Data management and dissemination

The handling, identification, and storage of generated and collected data, along with procedures regarding the data monitoring process, are described in our publicly available Data Management Plan (DMP; https://osf.io/8725a). According to the FAIR principles, this plan foresees the use of a standardized dictionary (NCI Thesaurus) for available variables, which seeks to increase tracking, interoperability, and possibility of research data. All the media materials used in this study have been made available for reuse throughout open platforms, such as Open Science Framework (OSF).

Ancillary, post-trial care, and harm from trial participation

All participants will receive results from the assessment carried out during the study, with available information that may assist their cancer treatment and overall healthcare. However, due to the feasibility nature of the trial and non-pharmacological intervention, no formal post-trial care (e.g., continuation of exercise prescription) is planned to be provided. However, at the end of the feasibility trial, the patients will be called out to participate in a focus group to discuss their views and choices of outcomes of this and future trials.

Discussion

This feasibility trial seeks to better understand and evaluate the home-based exercise training model, its implementation, and its acceptance by patients with breast or prostate cancer undergoing treatment. Since several clinical and contextual reasons may preclude patients from attending exercise training facilities, considering exercise at home could be beneficial and more inclusive for patients undergoing cancer treatment.

Although our intervention inevitably carries some risks, such as possible discomfort during the workouts, injuries related to exercise, excessive fatigue, muscle soreness, or others, we underscore that our aims include monitoring any adverse events. This contributes to characterizing potential harms induced by exercise training and tailor programs that may reduce or better handle such issues. Additionally, the use of web-based technology, through the use of phone messaging, may impair the intervention delivery for some participants. In this regard, we also offer conventional (phone or paper based) contacts and evaluations formats.

We anticipate that the motivation to exercise could be lower in remote intervention when compared with face-to-face approaches.

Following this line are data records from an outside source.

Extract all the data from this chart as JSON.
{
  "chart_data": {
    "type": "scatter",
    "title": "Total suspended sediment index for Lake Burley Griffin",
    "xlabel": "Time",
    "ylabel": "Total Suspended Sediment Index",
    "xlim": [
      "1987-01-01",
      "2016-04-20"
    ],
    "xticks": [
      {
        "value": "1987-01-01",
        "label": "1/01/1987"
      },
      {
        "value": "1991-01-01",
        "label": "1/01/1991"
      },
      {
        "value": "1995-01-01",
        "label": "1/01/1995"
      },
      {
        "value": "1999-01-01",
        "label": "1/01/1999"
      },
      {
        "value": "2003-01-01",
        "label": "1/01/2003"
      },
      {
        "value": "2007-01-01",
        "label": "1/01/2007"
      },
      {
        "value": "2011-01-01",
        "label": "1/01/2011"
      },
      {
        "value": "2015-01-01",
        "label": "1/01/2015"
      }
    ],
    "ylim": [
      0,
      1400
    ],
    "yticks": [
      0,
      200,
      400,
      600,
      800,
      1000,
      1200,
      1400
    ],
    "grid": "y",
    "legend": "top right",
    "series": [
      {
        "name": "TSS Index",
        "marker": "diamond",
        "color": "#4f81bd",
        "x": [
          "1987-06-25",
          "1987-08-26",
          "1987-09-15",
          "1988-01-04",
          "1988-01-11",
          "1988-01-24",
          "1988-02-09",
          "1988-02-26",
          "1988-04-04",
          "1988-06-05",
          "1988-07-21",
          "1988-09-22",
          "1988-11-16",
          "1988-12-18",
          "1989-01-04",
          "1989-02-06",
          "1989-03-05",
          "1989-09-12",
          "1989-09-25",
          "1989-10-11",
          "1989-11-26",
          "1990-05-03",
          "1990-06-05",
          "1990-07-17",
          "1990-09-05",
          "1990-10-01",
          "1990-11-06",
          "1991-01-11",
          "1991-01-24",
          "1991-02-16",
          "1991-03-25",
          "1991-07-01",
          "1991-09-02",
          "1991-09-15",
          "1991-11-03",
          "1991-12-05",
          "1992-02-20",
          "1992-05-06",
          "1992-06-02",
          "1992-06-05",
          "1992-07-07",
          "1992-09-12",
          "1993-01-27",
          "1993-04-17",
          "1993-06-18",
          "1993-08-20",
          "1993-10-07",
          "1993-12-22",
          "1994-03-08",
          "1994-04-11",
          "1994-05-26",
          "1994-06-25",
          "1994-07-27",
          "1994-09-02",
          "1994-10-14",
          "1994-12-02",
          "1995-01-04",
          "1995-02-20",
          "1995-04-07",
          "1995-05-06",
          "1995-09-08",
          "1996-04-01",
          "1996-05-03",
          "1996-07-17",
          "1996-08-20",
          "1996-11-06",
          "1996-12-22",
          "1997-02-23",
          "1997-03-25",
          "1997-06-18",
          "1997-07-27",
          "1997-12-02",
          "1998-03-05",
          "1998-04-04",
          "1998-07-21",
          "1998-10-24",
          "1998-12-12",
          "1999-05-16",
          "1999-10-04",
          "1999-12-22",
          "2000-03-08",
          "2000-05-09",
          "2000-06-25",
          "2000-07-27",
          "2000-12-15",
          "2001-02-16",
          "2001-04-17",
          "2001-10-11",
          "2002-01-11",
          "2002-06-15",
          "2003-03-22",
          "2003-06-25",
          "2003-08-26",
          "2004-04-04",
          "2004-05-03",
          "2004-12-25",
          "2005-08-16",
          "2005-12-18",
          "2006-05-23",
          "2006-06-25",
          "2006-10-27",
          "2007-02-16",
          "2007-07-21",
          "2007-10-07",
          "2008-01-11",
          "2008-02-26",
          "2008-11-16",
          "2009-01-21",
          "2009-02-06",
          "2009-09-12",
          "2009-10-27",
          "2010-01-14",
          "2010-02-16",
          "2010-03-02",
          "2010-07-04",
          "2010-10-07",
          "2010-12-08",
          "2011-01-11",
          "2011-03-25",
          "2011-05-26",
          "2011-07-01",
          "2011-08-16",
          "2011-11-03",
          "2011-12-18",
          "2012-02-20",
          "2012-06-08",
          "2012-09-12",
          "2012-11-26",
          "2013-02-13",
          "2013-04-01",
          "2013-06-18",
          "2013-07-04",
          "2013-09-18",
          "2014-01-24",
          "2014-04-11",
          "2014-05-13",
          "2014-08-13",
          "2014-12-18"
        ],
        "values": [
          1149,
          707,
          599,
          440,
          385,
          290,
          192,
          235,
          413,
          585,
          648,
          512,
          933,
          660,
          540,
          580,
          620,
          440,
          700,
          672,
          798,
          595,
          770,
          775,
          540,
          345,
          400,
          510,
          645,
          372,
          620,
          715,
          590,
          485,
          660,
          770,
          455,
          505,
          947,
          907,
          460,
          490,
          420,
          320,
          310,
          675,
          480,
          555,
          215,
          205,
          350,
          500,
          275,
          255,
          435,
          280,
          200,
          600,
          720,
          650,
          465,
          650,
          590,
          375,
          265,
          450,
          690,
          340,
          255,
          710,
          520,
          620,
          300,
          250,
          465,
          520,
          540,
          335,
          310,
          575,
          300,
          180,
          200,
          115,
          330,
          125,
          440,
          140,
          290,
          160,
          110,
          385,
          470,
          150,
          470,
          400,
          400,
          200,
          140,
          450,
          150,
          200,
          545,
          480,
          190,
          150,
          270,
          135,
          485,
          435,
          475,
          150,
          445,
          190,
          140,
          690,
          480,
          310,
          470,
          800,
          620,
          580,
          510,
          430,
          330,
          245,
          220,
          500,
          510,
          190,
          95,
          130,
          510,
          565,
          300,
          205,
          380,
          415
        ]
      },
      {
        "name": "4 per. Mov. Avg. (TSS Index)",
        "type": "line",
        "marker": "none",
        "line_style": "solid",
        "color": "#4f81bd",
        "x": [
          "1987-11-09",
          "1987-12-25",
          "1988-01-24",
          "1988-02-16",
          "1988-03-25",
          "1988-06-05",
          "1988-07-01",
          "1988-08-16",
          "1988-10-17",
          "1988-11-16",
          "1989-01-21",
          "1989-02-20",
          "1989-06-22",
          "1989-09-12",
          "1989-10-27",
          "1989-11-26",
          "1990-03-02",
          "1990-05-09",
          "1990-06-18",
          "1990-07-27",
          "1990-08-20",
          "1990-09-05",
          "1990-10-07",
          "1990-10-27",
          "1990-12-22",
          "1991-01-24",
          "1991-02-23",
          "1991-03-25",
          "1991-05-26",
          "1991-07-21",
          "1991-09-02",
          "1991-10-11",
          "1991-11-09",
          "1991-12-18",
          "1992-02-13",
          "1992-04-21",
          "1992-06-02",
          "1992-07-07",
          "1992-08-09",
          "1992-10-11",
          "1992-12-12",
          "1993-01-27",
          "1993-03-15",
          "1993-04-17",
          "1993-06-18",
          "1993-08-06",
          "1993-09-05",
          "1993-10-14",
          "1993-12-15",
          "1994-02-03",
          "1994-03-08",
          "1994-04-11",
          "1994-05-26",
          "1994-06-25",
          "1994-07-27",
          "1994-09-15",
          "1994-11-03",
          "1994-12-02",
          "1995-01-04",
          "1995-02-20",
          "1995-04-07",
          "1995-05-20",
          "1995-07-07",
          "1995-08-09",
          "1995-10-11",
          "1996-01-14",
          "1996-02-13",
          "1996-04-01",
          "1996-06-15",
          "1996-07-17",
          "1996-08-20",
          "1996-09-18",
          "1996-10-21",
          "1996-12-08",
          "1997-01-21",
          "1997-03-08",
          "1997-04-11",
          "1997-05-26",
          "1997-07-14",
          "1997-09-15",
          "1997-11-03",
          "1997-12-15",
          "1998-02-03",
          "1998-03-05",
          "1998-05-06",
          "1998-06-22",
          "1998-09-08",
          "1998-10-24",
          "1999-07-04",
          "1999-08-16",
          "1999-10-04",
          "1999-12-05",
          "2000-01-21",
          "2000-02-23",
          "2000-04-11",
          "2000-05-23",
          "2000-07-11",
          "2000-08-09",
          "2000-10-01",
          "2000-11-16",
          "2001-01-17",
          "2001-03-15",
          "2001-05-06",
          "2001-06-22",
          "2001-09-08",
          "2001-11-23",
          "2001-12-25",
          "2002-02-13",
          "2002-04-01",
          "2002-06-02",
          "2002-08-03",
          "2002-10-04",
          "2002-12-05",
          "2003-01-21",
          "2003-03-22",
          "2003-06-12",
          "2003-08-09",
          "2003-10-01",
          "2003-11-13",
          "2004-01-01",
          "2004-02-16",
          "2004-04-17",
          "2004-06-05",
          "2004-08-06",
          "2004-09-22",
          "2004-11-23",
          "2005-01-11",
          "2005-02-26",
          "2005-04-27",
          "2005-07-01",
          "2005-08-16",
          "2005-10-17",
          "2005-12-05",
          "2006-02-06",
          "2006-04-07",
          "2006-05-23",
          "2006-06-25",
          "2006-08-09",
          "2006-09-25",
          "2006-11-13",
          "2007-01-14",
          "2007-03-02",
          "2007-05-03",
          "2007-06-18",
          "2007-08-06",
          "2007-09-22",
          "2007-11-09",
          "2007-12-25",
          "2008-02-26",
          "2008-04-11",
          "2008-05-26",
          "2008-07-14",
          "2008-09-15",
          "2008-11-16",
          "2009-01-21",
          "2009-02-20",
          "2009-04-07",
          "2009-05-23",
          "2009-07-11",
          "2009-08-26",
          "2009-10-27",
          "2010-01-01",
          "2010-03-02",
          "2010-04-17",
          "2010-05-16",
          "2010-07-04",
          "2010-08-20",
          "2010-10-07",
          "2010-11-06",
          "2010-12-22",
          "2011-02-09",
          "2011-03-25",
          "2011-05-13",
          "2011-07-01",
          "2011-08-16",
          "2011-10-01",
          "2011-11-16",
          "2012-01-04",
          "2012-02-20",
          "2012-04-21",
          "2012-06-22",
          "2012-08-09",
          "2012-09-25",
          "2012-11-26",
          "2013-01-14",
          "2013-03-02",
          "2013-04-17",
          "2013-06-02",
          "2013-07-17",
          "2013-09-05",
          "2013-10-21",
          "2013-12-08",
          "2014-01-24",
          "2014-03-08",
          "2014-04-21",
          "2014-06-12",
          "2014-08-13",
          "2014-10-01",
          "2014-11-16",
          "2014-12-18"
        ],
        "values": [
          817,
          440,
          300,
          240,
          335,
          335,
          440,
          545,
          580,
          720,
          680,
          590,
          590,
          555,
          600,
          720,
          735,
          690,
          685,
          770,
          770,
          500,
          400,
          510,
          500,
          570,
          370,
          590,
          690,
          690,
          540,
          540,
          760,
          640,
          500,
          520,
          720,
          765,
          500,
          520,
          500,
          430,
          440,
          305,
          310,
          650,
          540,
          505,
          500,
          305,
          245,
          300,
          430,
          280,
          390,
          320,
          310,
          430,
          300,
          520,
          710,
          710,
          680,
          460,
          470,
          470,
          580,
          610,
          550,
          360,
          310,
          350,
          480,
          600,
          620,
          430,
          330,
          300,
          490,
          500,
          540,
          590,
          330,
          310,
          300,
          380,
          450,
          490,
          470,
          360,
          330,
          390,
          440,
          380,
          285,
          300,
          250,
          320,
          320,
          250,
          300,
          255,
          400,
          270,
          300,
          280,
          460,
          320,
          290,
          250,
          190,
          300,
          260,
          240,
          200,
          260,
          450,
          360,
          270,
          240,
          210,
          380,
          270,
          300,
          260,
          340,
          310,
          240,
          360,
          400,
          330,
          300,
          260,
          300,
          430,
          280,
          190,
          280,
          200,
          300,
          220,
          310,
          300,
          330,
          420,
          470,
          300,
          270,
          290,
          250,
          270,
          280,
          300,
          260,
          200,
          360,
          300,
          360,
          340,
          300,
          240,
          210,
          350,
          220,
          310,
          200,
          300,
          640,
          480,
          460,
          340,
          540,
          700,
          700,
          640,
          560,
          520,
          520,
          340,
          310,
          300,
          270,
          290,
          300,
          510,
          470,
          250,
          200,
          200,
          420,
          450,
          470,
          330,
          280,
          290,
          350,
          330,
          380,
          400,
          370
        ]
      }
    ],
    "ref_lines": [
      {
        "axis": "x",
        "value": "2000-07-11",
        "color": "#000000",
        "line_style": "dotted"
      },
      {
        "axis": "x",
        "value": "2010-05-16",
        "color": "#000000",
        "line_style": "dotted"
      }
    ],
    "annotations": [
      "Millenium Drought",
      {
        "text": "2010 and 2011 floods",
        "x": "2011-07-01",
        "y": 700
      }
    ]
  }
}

Therefore, accounting for this potential scenario, the feasibility design allows us to “fail fast,” without the spending of major resources, especially reducing the burden for trial participants. Alternatively, in a best case scenario, in which we detect moderate to high adherence to the proposed intervention, we can proceed with necessary adjustments and expand this investigation to a confirmatory trial, with substantial public and participant involvement. Based on a flexible approach to contact patients, adequate contact frequency, and open channels for discussions and support, it is reasonable to expect this research program is well positioned to move forward.

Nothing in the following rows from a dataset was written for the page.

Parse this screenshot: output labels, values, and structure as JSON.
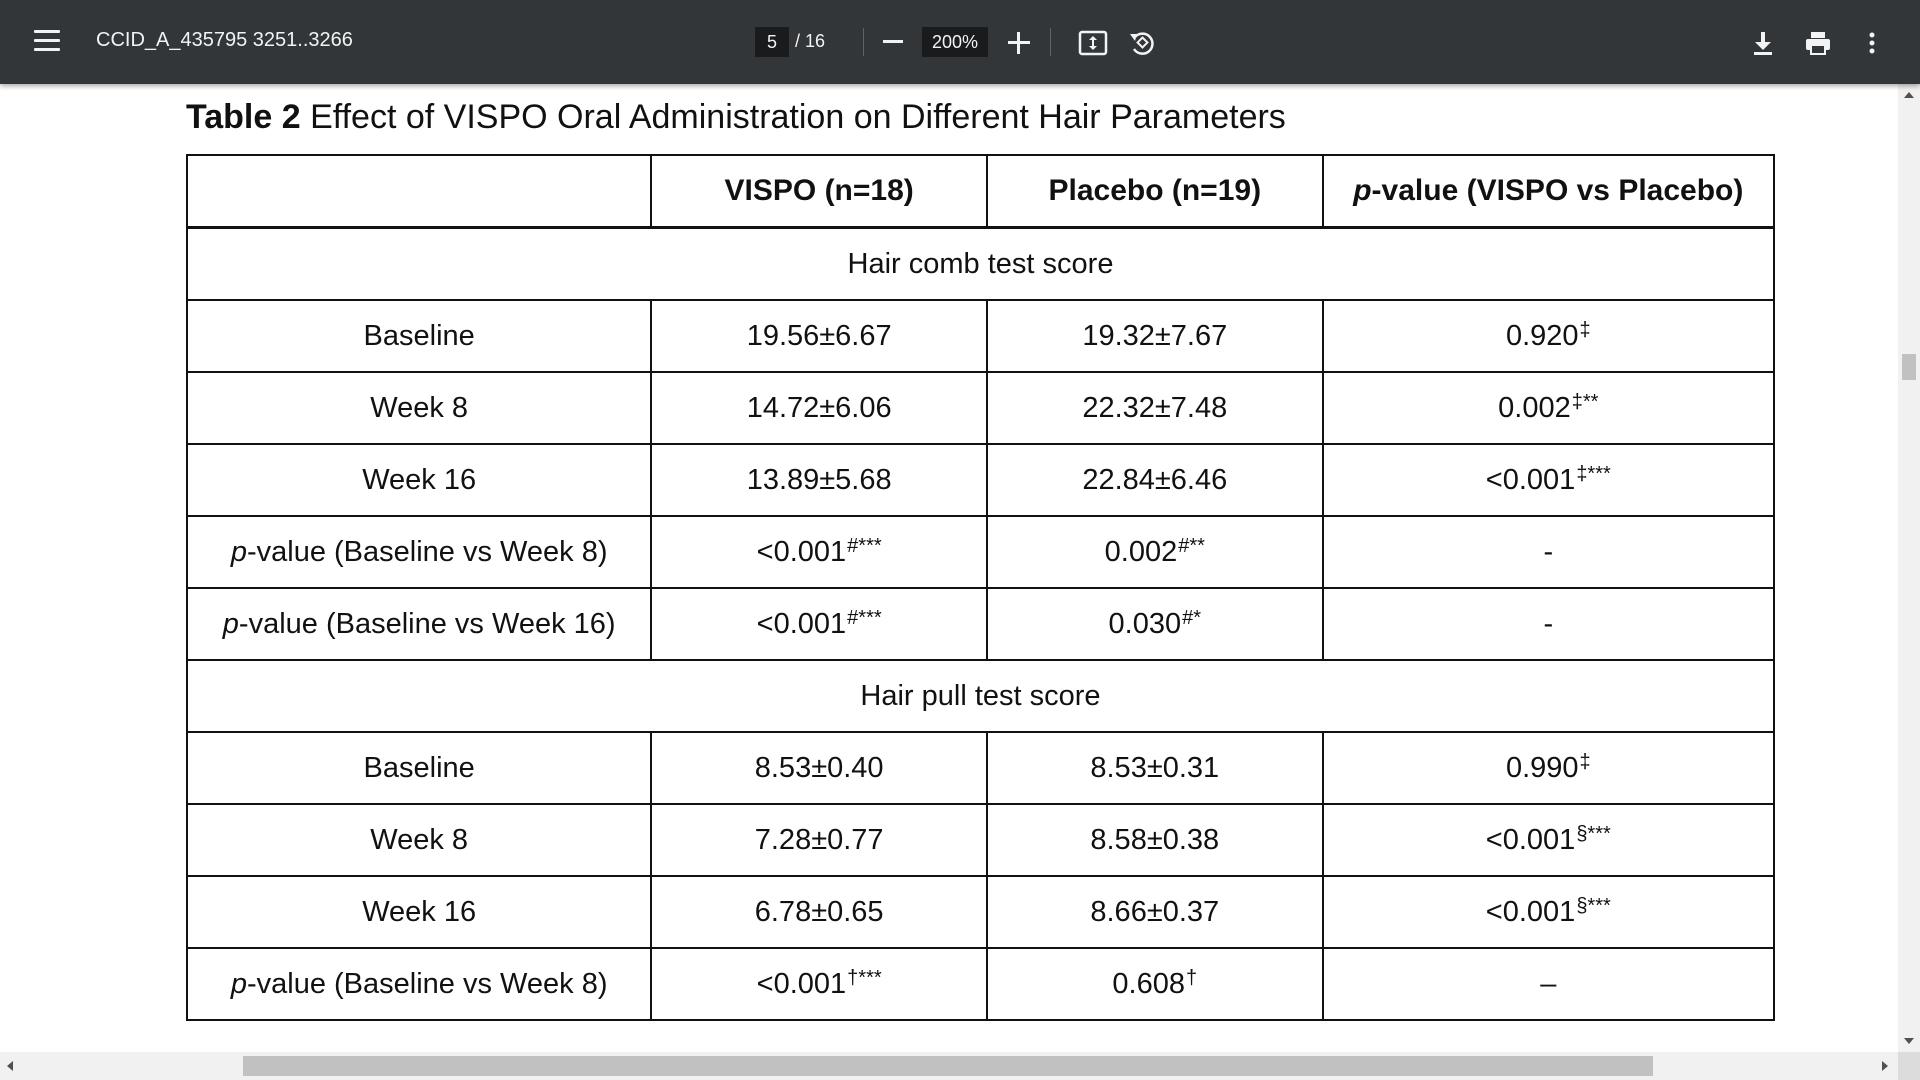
{
  "toolbar": {
    "doc_title": "CCID_A_435795 3251..3266",
    "page_current": "5",
    "page_total": "/ 16",
    "zoom": "200%"
  },
  "icons": [
    "menu-icon",
    "zoom-out-icon",
    "zoom-in-icon",
    "fit-page-icon",
    "rotate-icon",
    "download-icon",
    "print-icon",
    "more-vert-icon"
  ],
  "colors": {
    "toolbar_bg": "#323639",
    "toolbar_text": "#f1f3f4",
    "input_bg": "#191b1c"
  },
  "table": {
    "caption_label": "Table 2",
    "caption_text": "Effect of VISPO Oral Administration on Different Hair Parameters",
    "headers": [
      "",
      "VISPO (n=18)",
      "Placebo (n=19)",
      "p-value (VISPO vs Placebo)"
    ],
    "sections": [
      {
        "title": "Hair comb test score",
        "rows": [
          {
            "label": "Baseline",
            "vispo": "19.56±6.67",
            "vispo_sup": "",
            "placebo": "19.32±7.67",
            "placebo_sup": "",
            "p": "0.920",
            "p_sup": "‡"
          },
          {
            "label": "Week 8",
            "vispo": "14.72±6.06",
            "vispo_sup": "",
            "placebo": "22.32±7.48",
            "placebo_sup": "",
            "p": "0.002",
            "p_sup": "‡**"
          },
          {
            "label": "Week 16",
            "vispo": "13.89±5.68",
            "vispo_sup": "",
            "placebo": "22.84±6.46",
            "placebo_sup": "",
            "p": "<0.001",
            "p_sup": "‡***"
          },
          {
            "label_prefix": "p",
            "label": "-value (Baseline vs Week 8)",
            "vispo": "<0.001",
            "vispo_sup": "#***",
            "placebo": "0.002",
            "placebo_sup": "#**",
            "p": "-",
            "p_sup": ""
          },
          {
            "label_prefix": "p",
            "label": "-value (Baseline vs Week 16)",
            "vispo": "<0.001",
            "vispo_sup": "#***",
            "placebo": "0.030",
            "placebo_sup": "#*",
            "p": "-",
            "p_sup": ""
          }
        ]
      },
      {
        "title": "Hair pull test score",
        "rows": [
          {
            "label": "Baseline",
            "vispo": "8.53±0.40",
            "vispo_sup": "",
            "placebo": "8.53±0.31",
            "placebo_sup": "",
            "p": "0.990",
            "p_sup": "‡"
          },
          {
            "label": "Week 8",
            "vispo": "7.28±0.77",
            "vispo_sup": "",
            "placebo": "8.58±0.38",
            "placebo_sup": "",
            "p": "<0.001",
            "p_sup": "§***"
          },
          {
            "label": "Week 16",
            "vispo": "6.78±0.65",
            "vispo_sup": "",
            "placebo": "8.66±0.37",
            "placebo_sup": "",
            "p": "<0.001",
            "p_sup": "§***"
          },
          {
            "label_prefix": "p",
            "label": "-value (Baseline vs Week 8)",
            "vispo": "<0.001",
            "vispo_sup": "†***",
            "placebo": "0.608",
            "placebo_sup": "†",
            "p": "–",
            "p_sup": ""
          }
        ]
      }
    ]
  }
}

In summary, this pragmatic, low-cost feasibility trial seeks to test a model to distribute exercise interventions more widely to people with breast or prostate cancer. Although exercise training has been consistently shown to benefit patients under active cancer treatment, reducing fatigue, improving neuromuscular status, and increasing quality of life [4, 5, 14, 26, 27], research oriented to a public health setting is needed to tailor interventions in a more equitable way, leaving no patients behind regarding their opportunities to engage in PA.

Trial status

By the moment of the submission of the present protocol, 10 women and 3 men have been recruited and engaged in intervention.

Registration

This trial has been approved by the Hospital de Clínicas de Porto Alegre Ethics Committee/IRB (48869621900005327), and it is registered at Clinicaltrials.gov (NCT05258526), registered on February 25, 2022, prior to the beginning of the study.

Protocol version

This manuscript is in its first version, dated as of May 25th, 2023.